Sure, that can work. kmem_cache_init() would need to exist for the same
reason though.

>
> by forcing it to be separately allocated, you're adding a pointer deref
> to every access.

I don't understand what you mean here. "every access"? I take a guess
below...

> That would also allow for kmem_buckets to be lazily initialized, which
> would play nicely declaring the kmem_buckets in the alloc_hooks() macro.

Sure, I think it'll depend on how the per-site allocations got wired up.
I think you're meaning to include a full copy of the kmem cache/bucket
struct with the codetag instead of just a pointer? I don't think that'll
work well to make it runtime selectable, and I don't see it using an
extra deref -- allocations already get the struct from somewhere and
deref it. The only change is where to find the struct.

> I'm curious what all the arguments to kmem_buckets_create() are needed
> for, if this is supposed to be a replacement for kmalloc() users.

Are you confusing kmem_buckets_create() with kmem_buckets_alloc()? These
args are needed to initialize the per-bucket caches, just like is
already done for the global kmalloc per-bucket caches. This mirrors
kmem_cache_create(). (Or more specifically, calls kmem_cache_create()
for each bucket size, so the args need to be passed through.)

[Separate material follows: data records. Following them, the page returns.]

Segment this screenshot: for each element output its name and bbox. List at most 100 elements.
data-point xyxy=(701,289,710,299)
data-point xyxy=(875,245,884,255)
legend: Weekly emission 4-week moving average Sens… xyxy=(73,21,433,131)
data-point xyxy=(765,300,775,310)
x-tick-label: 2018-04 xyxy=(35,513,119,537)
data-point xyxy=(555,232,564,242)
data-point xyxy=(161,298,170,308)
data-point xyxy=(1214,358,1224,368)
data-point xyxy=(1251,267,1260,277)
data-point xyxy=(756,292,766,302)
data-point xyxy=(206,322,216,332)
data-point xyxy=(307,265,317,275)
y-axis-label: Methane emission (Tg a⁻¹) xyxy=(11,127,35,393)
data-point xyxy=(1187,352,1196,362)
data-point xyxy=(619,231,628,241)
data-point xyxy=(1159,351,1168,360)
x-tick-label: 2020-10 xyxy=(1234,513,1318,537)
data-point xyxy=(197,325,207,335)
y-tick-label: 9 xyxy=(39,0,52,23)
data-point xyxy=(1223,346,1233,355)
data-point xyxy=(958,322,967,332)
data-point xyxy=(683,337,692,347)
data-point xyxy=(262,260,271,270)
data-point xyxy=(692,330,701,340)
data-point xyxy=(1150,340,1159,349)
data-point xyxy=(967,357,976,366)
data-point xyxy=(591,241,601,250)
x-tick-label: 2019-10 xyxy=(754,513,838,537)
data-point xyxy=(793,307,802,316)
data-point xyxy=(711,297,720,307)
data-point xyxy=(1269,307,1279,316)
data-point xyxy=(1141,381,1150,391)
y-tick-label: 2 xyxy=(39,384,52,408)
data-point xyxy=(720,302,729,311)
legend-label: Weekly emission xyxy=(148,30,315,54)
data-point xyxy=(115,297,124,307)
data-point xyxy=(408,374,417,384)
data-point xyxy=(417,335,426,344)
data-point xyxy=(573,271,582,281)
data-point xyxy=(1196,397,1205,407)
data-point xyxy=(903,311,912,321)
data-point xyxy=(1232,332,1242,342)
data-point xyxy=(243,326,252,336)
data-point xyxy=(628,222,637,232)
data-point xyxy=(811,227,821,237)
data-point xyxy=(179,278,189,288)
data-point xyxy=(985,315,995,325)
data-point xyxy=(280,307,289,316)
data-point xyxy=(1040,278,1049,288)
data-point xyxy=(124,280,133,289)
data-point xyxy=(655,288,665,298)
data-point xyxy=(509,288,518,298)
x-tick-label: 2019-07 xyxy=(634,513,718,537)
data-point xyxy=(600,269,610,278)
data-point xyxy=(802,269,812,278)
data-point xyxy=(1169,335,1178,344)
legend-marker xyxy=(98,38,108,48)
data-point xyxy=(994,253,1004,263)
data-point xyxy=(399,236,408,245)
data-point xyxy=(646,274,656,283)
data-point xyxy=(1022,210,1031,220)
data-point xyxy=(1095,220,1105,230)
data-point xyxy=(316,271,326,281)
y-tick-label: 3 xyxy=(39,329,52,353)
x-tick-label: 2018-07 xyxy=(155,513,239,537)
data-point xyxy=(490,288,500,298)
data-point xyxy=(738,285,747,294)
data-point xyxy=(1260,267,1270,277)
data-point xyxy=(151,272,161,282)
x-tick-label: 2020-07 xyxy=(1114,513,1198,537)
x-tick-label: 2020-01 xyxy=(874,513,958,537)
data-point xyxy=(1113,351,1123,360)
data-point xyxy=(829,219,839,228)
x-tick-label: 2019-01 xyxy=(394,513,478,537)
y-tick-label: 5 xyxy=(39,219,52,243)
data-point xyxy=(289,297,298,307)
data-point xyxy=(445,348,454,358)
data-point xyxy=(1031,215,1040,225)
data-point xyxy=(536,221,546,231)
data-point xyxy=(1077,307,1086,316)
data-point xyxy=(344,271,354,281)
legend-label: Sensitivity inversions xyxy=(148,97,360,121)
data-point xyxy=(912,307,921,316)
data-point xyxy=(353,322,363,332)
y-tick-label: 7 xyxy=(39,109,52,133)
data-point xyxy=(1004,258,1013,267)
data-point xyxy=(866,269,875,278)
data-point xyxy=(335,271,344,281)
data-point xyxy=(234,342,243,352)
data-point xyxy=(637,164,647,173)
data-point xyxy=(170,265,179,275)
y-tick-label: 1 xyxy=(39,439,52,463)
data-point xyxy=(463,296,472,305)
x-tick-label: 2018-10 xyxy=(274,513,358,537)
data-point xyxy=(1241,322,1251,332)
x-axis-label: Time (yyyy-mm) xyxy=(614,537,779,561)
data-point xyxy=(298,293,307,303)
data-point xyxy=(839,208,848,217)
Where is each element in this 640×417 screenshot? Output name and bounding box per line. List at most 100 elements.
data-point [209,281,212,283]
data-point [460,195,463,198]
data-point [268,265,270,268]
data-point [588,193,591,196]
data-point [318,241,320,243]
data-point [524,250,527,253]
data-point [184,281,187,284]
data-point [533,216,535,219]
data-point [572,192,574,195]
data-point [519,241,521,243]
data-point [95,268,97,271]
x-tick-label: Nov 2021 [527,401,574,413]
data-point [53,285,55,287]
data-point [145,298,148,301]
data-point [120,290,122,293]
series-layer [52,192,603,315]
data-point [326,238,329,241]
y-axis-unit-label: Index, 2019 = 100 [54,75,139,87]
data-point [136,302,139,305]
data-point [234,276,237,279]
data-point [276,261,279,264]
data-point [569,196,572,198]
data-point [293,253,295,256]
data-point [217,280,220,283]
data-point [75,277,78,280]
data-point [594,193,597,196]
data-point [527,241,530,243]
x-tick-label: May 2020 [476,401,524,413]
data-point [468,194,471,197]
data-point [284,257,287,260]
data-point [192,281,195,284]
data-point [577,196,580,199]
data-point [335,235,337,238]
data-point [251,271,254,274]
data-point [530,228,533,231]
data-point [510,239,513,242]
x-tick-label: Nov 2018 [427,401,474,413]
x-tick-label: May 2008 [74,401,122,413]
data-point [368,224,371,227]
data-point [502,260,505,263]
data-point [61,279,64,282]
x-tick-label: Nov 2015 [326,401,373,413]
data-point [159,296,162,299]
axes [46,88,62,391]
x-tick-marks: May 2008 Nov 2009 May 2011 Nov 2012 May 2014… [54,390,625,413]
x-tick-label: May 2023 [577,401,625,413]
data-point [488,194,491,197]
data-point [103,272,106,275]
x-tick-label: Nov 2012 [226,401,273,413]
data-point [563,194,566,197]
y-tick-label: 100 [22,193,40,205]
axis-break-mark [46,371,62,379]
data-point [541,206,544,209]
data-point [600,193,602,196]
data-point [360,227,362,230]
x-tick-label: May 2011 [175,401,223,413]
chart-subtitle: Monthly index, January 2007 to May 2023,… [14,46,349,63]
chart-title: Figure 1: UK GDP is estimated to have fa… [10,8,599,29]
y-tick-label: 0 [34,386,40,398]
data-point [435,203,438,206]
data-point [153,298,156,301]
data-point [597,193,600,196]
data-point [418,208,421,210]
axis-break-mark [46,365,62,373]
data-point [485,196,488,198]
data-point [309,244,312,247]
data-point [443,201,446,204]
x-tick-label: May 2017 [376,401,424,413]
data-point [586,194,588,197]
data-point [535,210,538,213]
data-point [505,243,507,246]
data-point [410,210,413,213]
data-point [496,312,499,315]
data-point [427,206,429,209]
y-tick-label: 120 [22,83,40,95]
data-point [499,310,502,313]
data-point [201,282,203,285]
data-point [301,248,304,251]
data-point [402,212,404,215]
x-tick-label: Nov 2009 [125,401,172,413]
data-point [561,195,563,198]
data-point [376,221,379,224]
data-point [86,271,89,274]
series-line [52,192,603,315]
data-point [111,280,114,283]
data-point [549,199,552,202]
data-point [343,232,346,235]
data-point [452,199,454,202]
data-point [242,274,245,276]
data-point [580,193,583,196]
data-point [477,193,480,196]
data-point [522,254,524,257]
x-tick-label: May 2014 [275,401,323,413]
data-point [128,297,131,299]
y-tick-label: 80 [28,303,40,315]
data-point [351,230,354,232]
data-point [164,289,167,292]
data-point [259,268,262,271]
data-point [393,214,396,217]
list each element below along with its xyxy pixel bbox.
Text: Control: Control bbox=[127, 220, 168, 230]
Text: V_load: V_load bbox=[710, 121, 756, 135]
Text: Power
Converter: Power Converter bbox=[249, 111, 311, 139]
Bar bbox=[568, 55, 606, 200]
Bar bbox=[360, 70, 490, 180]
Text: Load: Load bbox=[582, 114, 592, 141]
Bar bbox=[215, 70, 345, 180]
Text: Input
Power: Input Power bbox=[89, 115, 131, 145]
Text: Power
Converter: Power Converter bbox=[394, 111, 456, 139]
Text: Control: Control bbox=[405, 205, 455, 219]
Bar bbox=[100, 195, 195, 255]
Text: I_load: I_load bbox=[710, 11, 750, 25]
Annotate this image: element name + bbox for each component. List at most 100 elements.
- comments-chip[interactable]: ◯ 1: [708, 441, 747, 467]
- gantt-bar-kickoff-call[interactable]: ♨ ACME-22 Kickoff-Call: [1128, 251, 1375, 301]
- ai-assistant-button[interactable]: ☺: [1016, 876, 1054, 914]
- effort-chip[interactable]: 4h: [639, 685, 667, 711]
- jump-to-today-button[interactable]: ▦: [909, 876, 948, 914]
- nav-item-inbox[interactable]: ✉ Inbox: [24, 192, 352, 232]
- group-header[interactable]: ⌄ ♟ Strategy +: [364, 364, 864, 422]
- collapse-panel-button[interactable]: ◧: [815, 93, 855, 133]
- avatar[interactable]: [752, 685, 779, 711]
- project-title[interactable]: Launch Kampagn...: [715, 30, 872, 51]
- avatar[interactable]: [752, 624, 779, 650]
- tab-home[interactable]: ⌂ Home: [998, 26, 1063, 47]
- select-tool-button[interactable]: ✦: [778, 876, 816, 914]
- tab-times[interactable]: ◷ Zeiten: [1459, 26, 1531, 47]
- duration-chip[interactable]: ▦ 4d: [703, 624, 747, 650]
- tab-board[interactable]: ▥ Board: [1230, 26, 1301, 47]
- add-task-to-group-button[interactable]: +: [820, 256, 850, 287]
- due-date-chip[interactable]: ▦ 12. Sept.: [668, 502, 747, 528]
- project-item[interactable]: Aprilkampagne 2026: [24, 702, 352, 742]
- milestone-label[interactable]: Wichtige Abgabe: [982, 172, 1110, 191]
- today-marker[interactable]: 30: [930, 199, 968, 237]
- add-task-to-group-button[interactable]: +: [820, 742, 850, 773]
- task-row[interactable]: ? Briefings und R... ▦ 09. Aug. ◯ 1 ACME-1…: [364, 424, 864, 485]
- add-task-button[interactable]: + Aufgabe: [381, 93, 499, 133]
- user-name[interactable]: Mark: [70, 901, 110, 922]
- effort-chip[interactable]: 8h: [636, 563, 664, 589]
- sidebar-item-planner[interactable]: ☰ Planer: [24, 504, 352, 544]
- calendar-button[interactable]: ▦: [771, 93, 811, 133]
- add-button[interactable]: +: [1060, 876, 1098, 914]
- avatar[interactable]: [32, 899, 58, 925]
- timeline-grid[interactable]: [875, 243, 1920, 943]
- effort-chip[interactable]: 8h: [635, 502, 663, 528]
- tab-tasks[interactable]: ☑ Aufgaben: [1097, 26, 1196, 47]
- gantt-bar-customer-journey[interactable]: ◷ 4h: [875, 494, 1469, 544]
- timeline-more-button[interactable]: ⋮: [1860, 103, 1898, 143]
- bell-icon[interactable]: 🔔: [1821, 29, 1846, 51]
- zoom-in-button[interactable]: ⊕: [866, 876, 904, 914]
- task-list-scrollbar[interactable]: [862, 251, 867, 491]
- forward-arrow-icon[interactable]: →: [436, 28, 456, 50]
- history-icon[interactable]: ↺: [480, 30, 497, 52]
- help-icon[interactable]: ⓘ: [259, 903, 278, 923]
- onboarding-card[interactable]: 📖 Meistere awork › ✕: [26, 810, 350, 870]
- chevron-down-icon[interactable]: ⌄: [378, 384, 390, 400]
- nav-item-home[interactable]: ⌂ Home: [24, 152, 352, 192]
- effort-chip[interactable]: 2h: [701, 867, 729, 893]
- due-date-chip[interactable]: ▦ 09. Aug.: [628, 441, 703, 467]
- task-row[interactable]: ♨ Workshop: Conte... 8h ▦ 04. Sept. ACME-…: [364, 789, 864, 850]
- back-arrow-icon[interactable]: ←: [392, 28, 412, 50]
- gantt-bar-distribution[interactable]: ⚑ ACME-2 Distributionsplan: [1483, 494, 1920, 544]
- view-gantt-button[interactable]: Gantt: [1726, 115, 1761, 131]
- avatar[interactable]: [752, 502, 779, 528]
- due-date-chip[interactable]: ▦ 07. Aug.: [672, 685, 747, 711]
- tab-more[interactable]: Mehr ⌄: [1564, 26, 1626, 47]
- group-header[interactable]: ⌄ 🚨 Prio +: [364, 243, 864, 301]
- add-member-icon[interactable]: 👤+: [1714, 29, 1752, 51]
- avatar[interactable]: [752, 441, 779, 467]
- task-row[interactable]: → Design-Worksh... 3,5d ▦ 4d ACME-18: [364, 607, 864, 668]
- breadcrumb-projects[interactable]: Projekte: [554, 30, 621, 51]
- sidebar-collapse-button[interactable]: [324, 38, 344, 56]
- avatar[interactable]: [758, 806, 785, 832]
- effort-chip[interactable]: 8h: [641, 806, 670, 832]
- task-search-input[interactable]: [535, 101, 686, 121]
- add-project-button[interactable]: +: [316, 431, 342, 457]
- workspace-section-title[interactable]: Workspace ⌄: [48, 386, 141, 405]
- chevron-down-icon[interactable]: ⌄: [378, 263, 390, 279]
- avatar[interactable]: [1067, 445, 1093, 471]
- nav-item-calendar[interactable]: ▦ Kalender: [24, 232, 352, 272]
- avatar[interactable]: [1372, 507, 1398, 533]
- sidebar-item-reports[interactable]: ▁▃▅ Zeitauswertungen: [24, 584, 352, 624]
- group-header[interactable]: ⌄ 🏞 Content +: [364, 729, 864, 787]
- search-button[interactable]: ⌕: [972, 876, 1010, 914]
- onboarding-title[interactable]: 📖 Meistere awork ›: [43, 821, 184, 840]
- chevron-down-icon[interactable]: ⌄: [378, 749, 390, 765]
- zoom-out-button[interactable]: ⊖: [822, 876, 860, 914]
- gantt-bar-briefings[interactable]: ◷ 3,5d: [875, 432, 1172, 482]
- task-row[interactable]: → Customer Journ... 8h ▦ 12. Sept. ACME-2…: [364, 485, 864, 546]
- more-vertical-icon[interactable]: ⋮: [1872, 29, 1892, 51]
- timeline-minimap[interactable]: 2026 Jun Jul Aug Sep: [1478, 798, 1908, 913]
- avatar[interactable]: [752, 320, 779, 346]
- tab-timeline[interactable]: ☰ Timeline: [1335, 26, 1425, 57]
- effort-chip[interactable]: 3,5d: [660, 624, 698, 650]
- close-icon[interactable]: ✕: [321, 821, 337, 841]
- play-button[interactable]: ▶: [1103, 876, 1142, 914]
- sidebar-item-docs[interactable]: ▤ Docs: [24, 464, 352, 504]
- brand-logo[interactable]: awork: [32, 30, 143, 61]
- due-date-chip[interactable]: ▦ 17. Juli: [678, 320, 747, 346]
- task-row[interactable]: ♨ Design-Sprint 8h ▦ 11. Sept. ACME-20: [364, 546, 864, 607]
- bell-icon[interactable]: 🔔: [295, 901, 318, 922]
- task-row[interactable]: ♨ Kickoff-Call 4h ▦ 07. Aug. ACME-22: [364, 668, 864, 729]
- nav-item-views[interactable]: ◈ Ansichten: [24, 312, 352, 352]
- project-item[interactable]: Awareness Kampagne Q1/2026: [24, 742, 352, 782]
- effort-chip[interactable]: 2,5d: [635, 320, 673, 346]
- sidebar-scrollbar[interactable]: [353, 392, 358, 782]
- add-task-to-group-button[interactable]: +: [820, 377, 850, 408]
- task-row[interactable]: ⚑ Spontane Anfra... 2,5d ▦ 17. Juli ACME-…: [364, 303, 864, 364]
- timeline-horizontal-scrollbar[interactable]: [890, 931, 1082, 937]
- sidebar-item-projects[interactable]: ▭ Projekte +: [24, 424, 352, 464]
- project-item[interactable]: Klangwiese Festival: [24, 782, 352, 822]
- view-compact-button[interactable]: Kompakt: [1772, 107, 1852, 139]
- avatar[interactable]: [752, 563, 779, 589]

If you mean "why expose these arguments because they can just use the
existing defaults already used by the global kmalloc caches" then I
would say, it's to gain the benefit here of narrowing the scope of the
usercopy offsets. Right now kmalloc is forced to allow the full usercopy
window into an allocation, but we don't have to do this any more. For
example, see patch 8, where struct msg_msg doesn't need to expose the
header to userspace:

msg_buckets = kmem_buckets_create("msg_msg", 0, SLAB_ACCOUNT,
sizeof(struct msg_msg),
DATALEN_MSG, NULL);

Only DATALEN_MSG many bytes, starting at sizeof(struct msg_msg), will be
allowed to be copied in/out of userspace. Before, it was unbounded.

-Kees

--
Kees Cook